Je déblatérais des arguments, des morceaux de phrases en rafales pour que l’une d’elle les touche. Je pensai que je ne m’en sortirai pas avec un débit de parole trop élevé et mis fin à mon début de monologue.

« … Laissez-moi le temps de vous expliquer. Pour l’instant, sachez que je ne suis pas la personne que vous semblez connaître, je suis moi aussi persécuté, et j’ai besoin de votre aide.

— Cela n’a pas d’importance, c’est toi qui vas nous aider ! »

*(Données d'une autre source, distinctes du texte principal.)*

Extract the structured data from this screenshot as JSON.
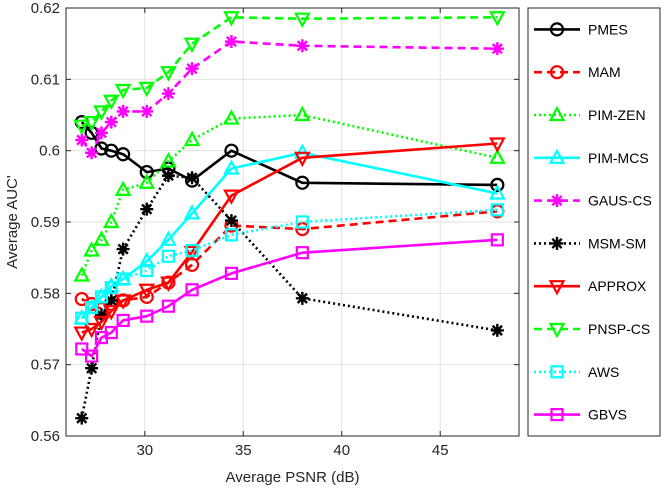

Le colosse s’approcha de moi et pointa son espèce de pique en ma direction. Sur ses premiers pas, je me suis figé, le regardant approcher. Comme si ne rien faire, essayer de ne constituer aucune menace, ne pouvait conduire qu’à une issue positive pour moi. Puis quand sa pointe commença à être à ma portée, je pris la décision très lucide de me mettre en mouvement. Il fallait que je me relève, je n’en avais pas le temps. Que je roule ? Je risquais d’exposer mes points vitaux. Finalement mon cerveau reptilien prit la décision pour moi, je me protégeai avec mes bras autant que possible pendant que je me relevai. Au fond je crois que j’espérais toujours qu’il me laisse tranquille, qu’il ne veuille que m’impressionner. Quand les nerfs à vif de mes avant-bras crièrent à leur premier contact avec l’oxygène, et que quelques lambeaux de peau tentaient vainement de rattraper mon sang pour qu’il circule à nouveau dans le droit chemin, je compris qu’il n’était plus question que ce gros monsieur me laissât tranquille. Je me hissais alors une sortie à l’arrière du petit abri de tôle que je squattais depuis peu, prêt à courir aussi loin qu’il le fallait, loin d’une quelconque source d’eau, prêt à ne plus jamais boire une seule goutte de ma vie… de ce qui me restait de vie. Les sauvages n’étaient pas assez stupides pour me laisser partir et bloquaient l’autre sortie. Acculé au fond de mon cercueil rouillé j’enjambais alors l’homme allongé qui ne s’occupait guère du grabuge, et me plaquait contre la paroi. Lorsque mon assaillant voulut en finir, mes jambes me poussèrent violemment en arrière faisant basculer les tôles qui ne tenaient que par gravité. L’abri s’effondra sur le pauvre homme et sur la tête du géant. Je ne pris pas la peine de vérifier s’il était arrêté ou blessé, mes jambes étaient encore prisonnières. Je m’extirpai difficilement tandis que l’immense homme barbu relevait les plaques comme de vulgaires couvertures. L’endroit, si calme à mon arrivé, s’était transformé en arène en quelques instants, je reçu un coup sur la tête qui a plu de je ne sais quel nuage, et l’homme à la lance était désormais sur moi. C’en était trop, je n’arriverais pas à m’échapper. « Ameer, Anabella, pardon ! Pleurais-je » Un corps étranger pénétra quelque part sur mon dos, j’eus à peine le temps de déterminer si j’avais mal ou non, il ne me resta qu’une seconde pour penser « Je viens te rejoindre Valentine ».